Sen. Durbin is hardly the only one demanding both information and Manneh’s release. The Community Court of Justice of the Economic Community of West African States declared two months ago, in June, that Manneh’s July 2006 arrest was illegal and demanded his release. The Nigerian-based West African community court also ordered the Gambian government to pay $100,000 in damages to Manneh’s family, according to Funmi Falana, one of the prosecution lawyers.

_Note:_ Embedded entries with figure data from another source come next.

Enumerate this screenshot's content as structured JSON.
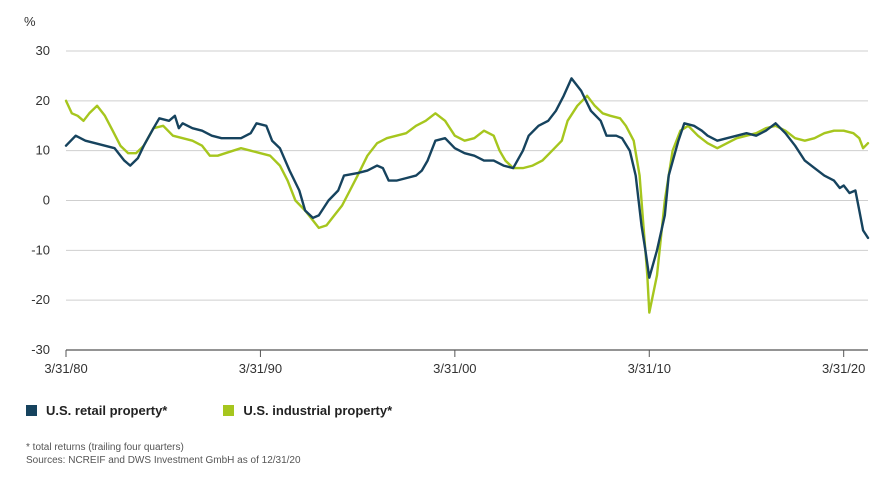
{
  "chart_data": {
    "type": "line",
    "unit_label": "%",
    "ylim": [
      -30,
      30
    ],
    "y_ticks": [
      30,
      20,
      10,
      0,
      -10,
      -20,
      -30
    ],
    "x_range": [
      1980.0,
      2021.25
    ],
    "x_ticks": [
      {
        "value": 1980.0,
        "label": "3/31/80"
      },
      {
        "value": 1990.0,
        "label": "3/31/90"
      },
      {
        "value": 2000.0,
        "label": "3/31/00"
      },
      {
        "value": 2010.0,
        "label": "3/31/10"
      },
      {
        "value": 2020.0,
        "label": "3/31/20"
      }
    ],
    "grid": true,
    "series": [
      {
        "name": "U.S. retail property*",
        "color": "#16435e",
        "points": [
          [
            1980.0,
            11
          ],
          [
            1980.5,
            13
          ],
          [
            1981.0,
            12
          ],
          [
            1981.5,
            11.5
          ],
          [
            1982.0,
            11
          ],
          [
            1982.5,
            10.5
          ],
          [
            1983.0,
            8
          ],
          [
            1983.3,
            7
          ],
          [
            1983.7,
            8.5
          ],
          [
            1984.0,
            11
          ],
          [
            1984.5,
            14.5
          ],
          [
            1984.8,
            16.5
          ],
          [
            1985.3,
            16
          ],
          [
            1985.6,
            17
          ],
          [
            1985.8,
            14.5
          ],
          [
            1986.0,
            15.5
          ],
          [
            1986.5,
            14.5
          ],
          [
            1987.0,
            14
          ],
          [
            1987.5,
            13
          ],
          [
            1988.0,
            12.5
          ],
          [
            1988.5,
            12.5
          ],
          [
            1989.0,
            12.5
          ],
          [
            1989.5,
            13.5
          ],
          [
            1989.8,
            15.5
          ],
          [
            1990.3,
            15
          ],
          [
            1990.6,
            12
          ],
          [
            1991.0,
            10.5
          ],
          [
            1991.5,
            6
          ],
          [
            1992.0,
            2
          ],
          [
            1992.3,
            -2
          ],
          [
            1992.7,
            -3.5
          ],
          [
            1993.0,
            -3
          ],
          [
            1993.5,
            0
          ],
          [
            1994.0,
            2
          ],
          [
            1994.3,
            5
          ],
          [
            1995.0,
            5.5
          ],
          [
            1995.5,
            6
          ],
          [
            1996.0,
            7
          ],
          [
            1996.3,
            6.5
          ],
          [
            1996.6,
            4
          ],
          [
            1997.0,
            4
          ],
          [
            1997.5,
            4.5
          ],
          [
            1998.0,
            5
          ],
          [
            1998.3,
            6
          ],
          [
            1998.6,
            8
          ],
          [
            1999.0,
            12
          ],
          [
            1999.5,
            12.5
          ],
          [
            2000.0,
            10.5
          ],
          [
            2000.5,
            9.5
          ],
          [
            2001.0,
            9
          ],
          [
            2001.5,
            8
          ],
          [
            2002.0,
            8
          ],
          [
            2002.5,
            7
          ],
          [
            2003.0,
            6.5
          ],
          [
            2003.5,
            10
          ],
          [
            2003.8,
            13
          ],
          [
            2004.3,
            15
          ],
          [
            2004.8,
            16
          ],
          [
            2005.2,
            18
          ],
          [
            2005.6,
            21
          ],
          [
            2006.0,
            24.5
          ],
          [
            2006.5,
            22
          ],
          [
            2007.0,
            18
          ],
          [
            2007.5,
            16
          ],
          [
            2007.8,
            13
          ],
          [
            2008.3,
            13
          ],
          [
            2008.6,
            12.5
          ],
          [
            2009.0,
            10
          ],
          [
            2009.3,
            5
          ],
          [
            2009.6,
            -5
          ],
          [
            2009.8,
            -10
          ],
          [
            2010.0,
            -15.5
          ],
          [
            2010.4,
            -10
          ],
          [
            2010.8,
            -3
          ],
          [
            2011.0,
            5
          ],
          [
            2011.5,
            12
          ],
          [
            2011.8,
            15.5
          ],
          [
            2012.3,
            15
          ],
          [
            2012.7,
            14
          ],
          [
            2013.0,
            13
          ],
          [
            2013.5,
            12
          ],
          [
            2014.0,
            12.5
          ],
          [
            2014.5,
            13
          ],
          [
            2015.0,
            13.5
          ],
          [
            2015.5,
            13
          ],
          [
            2016.0,
            14
          ],
          [
            2016.5,
            15.5
          ],
          [
            2017.0,
            13.5
          ],
          [
            2017.5,
            11
          ],
          [
            2018.0,
            8
          ],
          [
            2018.5,
            6.5
          ],
          [
            2019.0,
            5
          ],
          [
            2019.5,
            4
          ],
          [
            2019.8,
            2.5
          ],
          [
            2020.0,
            3
          ],
          [
            2020.3,
            1.5
          ],
          [
            2020.6,
            2
          ],
          [
            2020.8,
            -2
          ],
          [
            2021.0,
            -6
          ],
          [
            2021.25,
            -7.5
          ]
        ]
      },
      {
        "name": "U.S. industrial property*",
        "color": "#a6c61e",
        "points": [
          [
            1980.0,
            20
          ],
          [
            1980.3,
            17.5
          ],
          [
            1980.6,
            17
          ],
          [
            1980.9,
            16
          ],
          [
            1981.2,
            17.5
          ],
          [
            1981.6,
            19
          ],
          [
            1982.0,
            17
          ],
          [
            1982.4,
            14
          ],
          [
            1982.8,
            11
          ],
          [
            1983.2,
            9.5
          ],
          [
            1983.6,
            9.5
          ],
          [
            1984.0,
            11
          ],
          [
            1984.5,
            14.5
          ],
          [
            1985.0,
            15
          ],
          [
            1985.5,
            13
          ],
          [
            1986.0,
            12.5
          ],
          [
            1986.5,
            12
          ],
          [
            1987.0,
            11
          ],
          [
            1987.4,
            9
          ],
          [
            1987.8,
            9
          ],
          [
            1988.2,
            9.5
          ],
          [
            1988.6,
            10
          ],
          [
            1989.0,
            10.5
          ],
          [
            1989.5,
            10
          ],
          [
            1990.0,
            9.5
          ],
          [
            1990.5,
            9
          ],
          [
            1991.0,
            7
          ],
          [
            1991.4,
            4
          ],
          [
            1991.8,
            0
          ],
          [
            1992.3,
            -2
          ],
          [
            1992.7,
            -4
          ],
          [
            1993.0,
            -5.5
          ],
          [
            1993.4,
            -5
          ],
          [
            1993.8,
            -3
          ],
          [
            1994.2,
            -1
          ],
          [
            1994.6,
            2
          ],
          [
            1995.0,
            5
          ],
          [
            1995.5,
            9
          ],
          [
            1996.0,
            11.5
          ],
          [
            1996.5,
            12.5
          ],
          [
            1997.0,
            13
          ],
          [
            1997.5,
            13.5
          ],
          [
            1998.0,
            15
          ],
          [
            1998.5,
            16
          ],
          [
            1999.0,
            17.5
          ],
          [
            1999.5,
            16
          ],
          [
            2000.0,
            13
          ],
          [
            2000.5,
            12
          ],
          [
            2001.0,
            12.5
          ],
          [
            2001.5,
            14
          ],
          [
            2002.0,
            13
          ],
          [
            2002.3,
            10
          ],
          [
            2002.6,
            8
          ],
          [
            2003.0,
            6.5
          ],
          [
            2003.5,
            6.5
          ],
          [
            2004.0,
            7
          ],
          [
            2004.5,
            8
          ],
          [
            2005.0,
            10
          ],
          [
            2005.5,
            12
          ],
          [
            2005.8,
            16
          ],
          [
            2006.3,
            19
          ],
          [
            2006.8,
            21
          ],
          [
            2007.2,
            19
          ],
          [
            2007.6,
            17.5
          ],
          [
            2008.0,
            17
          ],
          [
            2008.5,
            16.5
          ],
          [
            2008.8,
            15
          ],
          [
            2009.2,
            12
          ],
          [
            2009.5,
            5
          ],
          [
            2009.7,
            -5
          ],
          [
            2009.9,
            -15
          ],
          [
            2010.0,
            -22.5
          ],
          [
            2010.4,
            -15
          ],
          [
            2010.8,
            0
          ],
          [
            2011.2,
            10
          ],
          [
            2011.6,
            14
          ],
          [
            2012.0,
            15
          ],
          [
            2012.5,
            13
          ],
          [
            2013.0,
            11.5
          ],
          [
            2013.5,
            10.5
          ],
          [
            2014.0,
            11.5
          ],
          [
            2014.5,
            12.5
          ],
          [
            2015.0,
            13
          ],
          [
            2015.5,
            13.5
          ],
          [
            2016.0,
            14.5
          ],
          [
            2016.5,
            15
          ],
          [
            2017.0,
            14
          ],
          [
            2017.5,
            12.5
          ],
          [
            2018.0,
            12
          ],
          [
            2018.5,
            12.5
          ],
          [
            2019.0,
            13.5
          ],
          [
            2019.5,
            14
          ],
          [
            2020.0,
            14
          ],
          [
            2020.5,
            13.5
          ],
          [
            2020.8,
            12.5
          ],
          [
            2021.0,
            10.5
          ],
          [
            2021.25,
            11.5
          ]
        ]
      }
    ],
    "footnotes": [
      "* total returns (trailing four quarters)",
      "Sources: NCREIF and DWS Investment GmbH as of 12/31/20"
    ]
  }
}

Yet, still no word at all from any Gambian official. Sen. Durbin directed his final remarks on the matter last week on the Senate floor to President Jammeh. “I say to President Jammeh: Release this reporter. Let him return to his family.”
Unfortunately, Manneh is not the only journalist to come under fire in The Gambia. In December 2004, another critic of President Jammeh, the journalist Deyda Hydara, was shot and killed in a murder that has yet to be investigated or solved.
Note: CPJ is a worldwide watchdog that accepts no government funds as it defends the rights of journalists everywhere to report the news without fear of reprisal.